One thing that’s been slowing down the use of open access books is that information about them has not been distributed and exploited as widely as it could be. While you can search for lots of books in places like Google Books and the Internet Archive, the interfaces and metadata they provide is not always ideal for finding what you want. It may be hard to find multi-volume works, for instance, or to browse by subject area to the level of detail that researchers expect, or to find information about books not actually managed by the site you’re searching.
Part of the problem is that the library community faces its own open access issues with its cataloging data. Many libraries use OCLC’s WorldCat to collaborate on cataloging books, but WorldCat is not open access, as defined by projects like the Budapest Open Access Initiative (which uses a definition that includes free reuse and redistrihution of “open access” material by anyone). After months of debate (including some discussion on this blog), OCLC decided to adopt a policy that allows access and reuse of WorldCat-mediated data by OCLC members, but limits use and redistribution outside the membership.
A number of libraries and library-related organizations, however, have taken a more open approach. For instance, several German libraries and the biblios.net project make their bibliographic data available for reuse without restriction. The British Library is now making its bibliographic data generally available for non-commercial use. And the Open Knowledge Foundation has also released a draft of working principles for open bibliographic data, recommending that bibliographic data be made available with as few restrictions as possible (ideally, with public domain dedication).
Once you’ve opened your data, lots of people can reuse and adapt it in useful ways. For instance, I have harvested metadata provided without restriction by Hathi Trust on over 1 million freely readable online volumes they have in their digital collections. Today I have made it browsable and searchable on The Online Books Page. Not only does this let users search across lots of books digitized by Google, Microsoft, and various other projects large and small, but it also provides new ways of exploring the Hathi collection not previously possible, such as browsing through subject maps of the collection. (See, for instance, how you can explore various battles and campaigns of the American revolution, with both Hathi and non-Hathi titles.) My announcement on The Online Books Page has more details about the new Hathi books, and the new “extended shelves” that will eventually include additional collections as well.
The Hathi data I’m using is not as rich as full MARC catalog data would be. (I’m getting it from their OAI data export, which strips out some information from the original catalog records, and I’m currently using their Dublin Core data instead of their MARC data.) Fortunately, I can use other open data to make automated improvements to the data I get from Hathi.
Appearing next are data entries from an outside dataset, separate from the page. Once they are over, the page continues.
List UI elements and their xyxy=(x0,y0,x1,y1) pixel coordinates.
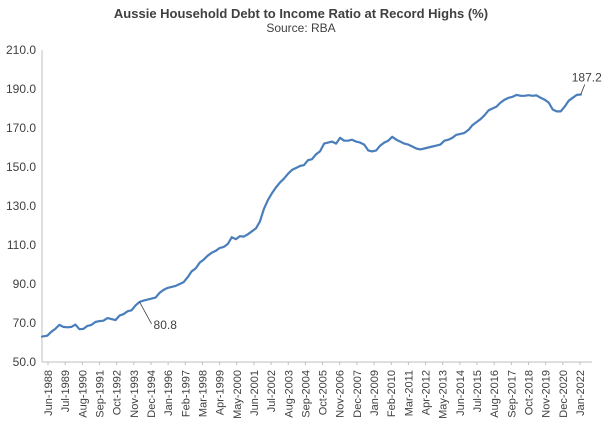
annotation-leader xyxy=(580,84,586,95)
x-tick-label: Aug-2003 xyxy=(283,370,295,418)
x-tick-label: Feb-2010 xyxy=(386,370,398,417)
x-tick-label: Dec-2007 xyxy=(352,370,364,418)
x-tick-label: Dec-1994 xyxy=(146,370,158,418)
y-tick-label: 110.0 xyxy=(7,238,36,252)
x-tick-label: Feb-1997 xyxy=(180,370,192,417)
x-tick-label: Sep-2004 xyxy=(300,370,312,418)
x-tick-label: Nov-2006 xyxy=(335,370,347,418)
x-tick-label: Jan-2009 xyxy=(369,370,381,416)
y-tick-label: 70.0 xyxy=(13,316,37,330)
x-tick-label: Jun-2014 xyxy=(455,370,467,416)
x-tick-label: Jul-1989 xyxy=(60,370,72,412)
x-tick-label: Apr-2012 xyxy=(421,370,433,415)
x-tick-label: Nov-2019 xyxy=(541,370,553,418)
chart-title: Aussie Household Debt to Income Ratio at… xyxy=(113,6,489,21)
x-tick-label: Oct-2018 xyxy=(524,370,536,415)
x-tick-label: Mar-1998 xyxy=(197,370,209,417)
chart-subtitle: Source: RBA xyxy=(266,21,336,35)
x-tick-label: Sep-1991 xyxy=(94,370,106,418)
x-tick-label: Oct-2005 xyxy=(318,370,330,415)
y-tick-label: 90.0 xyxy=(13,277,37,291)
y-tick-label: 130.0 xyxy=(6,199,36,213)
x-tick-label: May-2000 xyxy=(232,370,244,419)
x-tick-label: Aug-2016 xyxy=(489,370,501,418)
x-tick-label: Sep-2017 xyxy=(506,370,518,418)
y-tick-label: 170.0 xyxy=(6,121,36,135)
x-tick-label: Jan-2022 xyxy=(575,370,587,416)
y-tick-label: 190.0 xyxy=(6,82,36,96)
y-tick-label: 210.0 xyxy=(6,43,36,57)
x-tick-label: Dec-2020 xyxy=(558,370,570,418)
x-tick-label: Oct-1992 xyxy=(112,370,124,415)
x-tick-label: Jul-2015 xyxy=(472,370,484,412)
annotation-leader xyxy=(139,301,152,325)
x-tick-label: Jun-1988 xyxy=(43,370,55,416)
x-tick-label: Jun-2001 xyxy=(249,370,261,416)
data-label: 80.8 xyxy=(154,318,178,332)
x-tick-label: Jan-1996 xyxy=(163,370,175,416)
x-tick-label: Apr-1999 xyxy=(215,370,227,415)
x-tick-label: May-2013 xyxy=(438,370,450,419)
x-tick-label: Jul-2002 xyxy=(266,370,278,412)
y-tick-label: 150.0 xyxy=(6,160,36,174)
data-label: 187.2 xyxy=(572,70,602,84)
x-tick-label: Nov-1993 xyxy=(129,370,141,418)
x-tick-label: Mar-2011 xyxy=(403,370,415,416)
y-tick-label: 50.0 xyxy=(13,355,37,369)
series-line xyxy=(40,93,582,338)
x-tick-label: Aug-1990 xyxy=(77,370,89,418)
In particular, I’m using open subject authority data provided by the Library of Congress to automatically update many of the subject headings in the Hathi data, so that they’re compatible with present-day cataloging practice. (I describe the basic technique in a previous post.) In the future, I plan to use further data sources and automated methods to make author names and subject assignments for books more consistent and complete as well.
I hope the new extended shelves will be useful to users of both The Online Books Page and Hathi Trust’s online book collection. Others are free to reuse the same data I used to create similar, or better, book searching and browsing indexes. I’d like to thank Hathi Trust, the Library of Congress, Google, and the other digitization, preservation and copyright-clearance partners of Hathi for providing the open data that makes it possible to liberate all of these books. And I’d love to hear from readers browsing the new, extended online bookshelves.
What about Internet Archive’s Open Library? I see it as a wonderful open access competitor to WorldCat, and it’s collaborative.
OpenLibrary has a lot of potential, yes, and I hope to include some of the online books it indexes in my catalog as well. I hope you’ll see more about this in the not-too-distant future.
I don’t really see it as a head-to-head competitor against WorldCat, and at least so far it doesn’t seem to be set up for large-scale collaborative cataloging (that is, where lots of libraries are actively working on shared catalog data), like WorldCat is. But who knows whether it, or some other site, might emerge as such a collaborative hub in the future? As with other innovative domains, I don’t expect whatever eventually succeeds WorldCat to look just like its predecessor.